I did eventually get a private room, which was great. However the cover overnight was patchy at times. I was grateful DH was with me, as the midwives were so run off their feet. I did get forgotten about several times (including for pain relief) as a result.
If I had been on a ward I might have been able to get attention sooner (though in my case I don't think I could have coped with this). If I had been in private room, without DH, it could have been a real problem rather than what I wanted and needed which was support.
Think about it. Work out what you REALLY want / need. Ask questions and see what the reality is likely to be.
yes, will do. I'll think it through, speak to the midwife next week and maybe have another chat with the hospital
I don't know if Warwick have changed policy but when I had DS 2 years ago my DH wasn't allowed to stay even after we got transferred to a private "amenity" room. And I was very distressed about being left on my own without him so I completely get where you're at.
Have you also considered the Lucina birthing centre which is part of Coventry hospital. The rooms are gorgeous, and dads can stay until you are discharged. The only issue is it is only for low risk mothers so the minute you go high risk (as I did) you get moved to normal labour ward (hence I just moved back to Warwick).

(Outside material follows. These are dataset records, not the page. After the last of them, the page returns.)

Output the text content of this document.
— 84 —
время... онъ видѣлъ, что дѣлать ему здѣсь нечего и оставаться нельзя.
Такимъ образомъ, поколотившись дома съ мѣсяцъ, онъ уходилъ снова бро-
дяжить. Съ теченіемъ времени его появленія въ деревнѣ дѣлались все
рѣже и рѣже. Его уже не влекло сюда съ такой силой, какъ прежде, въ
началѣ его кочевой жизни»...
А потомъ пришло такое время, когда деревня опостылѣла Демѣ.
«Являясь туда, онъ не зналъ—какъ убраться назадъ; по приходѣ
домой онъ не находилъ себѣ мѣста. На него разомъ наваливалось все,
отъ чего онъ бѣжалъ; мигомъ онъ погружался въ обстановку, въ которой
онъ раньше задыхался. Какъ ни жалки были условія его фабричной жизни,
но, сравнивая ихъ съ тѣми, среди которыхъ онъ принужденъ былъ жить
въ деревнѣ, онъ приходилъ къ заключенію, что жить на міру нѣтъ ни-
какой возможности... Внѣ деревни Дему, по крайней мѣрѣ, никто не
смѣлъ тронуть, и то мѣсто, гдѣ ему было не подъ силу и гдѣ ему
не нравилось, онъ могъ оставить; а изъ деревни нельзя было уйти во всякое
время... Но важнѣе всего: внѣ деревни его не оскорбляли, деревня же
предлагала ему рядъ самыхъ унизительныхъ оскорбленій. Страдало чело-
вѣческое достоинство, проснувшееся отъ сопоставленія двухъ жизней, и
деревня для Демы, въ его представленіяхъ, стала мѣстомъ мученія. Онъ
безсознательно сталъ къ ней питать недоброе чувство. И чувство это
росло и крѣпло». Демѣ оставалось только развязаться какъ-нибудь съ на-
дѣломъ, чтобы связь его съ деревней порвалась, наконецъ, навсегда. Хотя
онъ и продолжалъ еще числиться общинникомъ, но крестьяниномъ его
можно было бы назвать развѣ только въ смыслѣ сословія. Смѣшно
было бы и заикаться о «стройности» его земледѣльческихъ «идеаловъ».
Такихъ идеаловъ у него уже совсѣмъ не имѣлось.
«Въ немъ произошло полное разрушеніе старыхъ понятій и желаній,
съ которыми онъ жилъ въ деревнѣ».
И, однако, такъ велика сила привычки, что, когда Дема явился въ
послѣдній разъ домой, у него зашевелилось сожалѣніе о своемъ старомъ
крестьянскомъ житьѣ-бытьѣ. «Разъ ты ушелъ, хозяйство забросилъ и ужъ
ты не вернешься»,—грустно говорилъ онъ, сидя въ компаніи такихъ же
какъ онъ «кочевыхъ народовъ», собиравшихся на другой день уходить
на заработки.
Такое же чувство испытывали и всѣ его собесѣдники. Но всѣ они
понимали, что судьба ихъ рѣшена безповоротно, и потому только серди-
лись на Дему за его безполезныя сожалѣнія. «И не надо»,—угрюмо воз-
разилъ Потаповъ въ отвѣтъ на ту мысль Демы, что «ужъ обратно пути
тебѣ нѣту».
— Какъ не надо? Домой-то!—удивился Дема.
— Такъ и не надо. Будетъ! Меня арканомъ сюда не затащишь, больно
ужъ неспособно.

Finally, if you do decide to swap hospital and want your antenatal at Warwick just wait til about 32/34 weeks before moving so your scans and everything don't move to Oxford too!
I have had a baby at the JR and my husband was asked to go home at 11pm and so wasn't able to stay the night! I think unless you buy the double rooms they have he won't be allowed. Best ring and ask, they don't have many private rooms available and there is no guarantee of getting one. I'm due to have another baby there shortly and happily won't have a private room as the care wasn't great!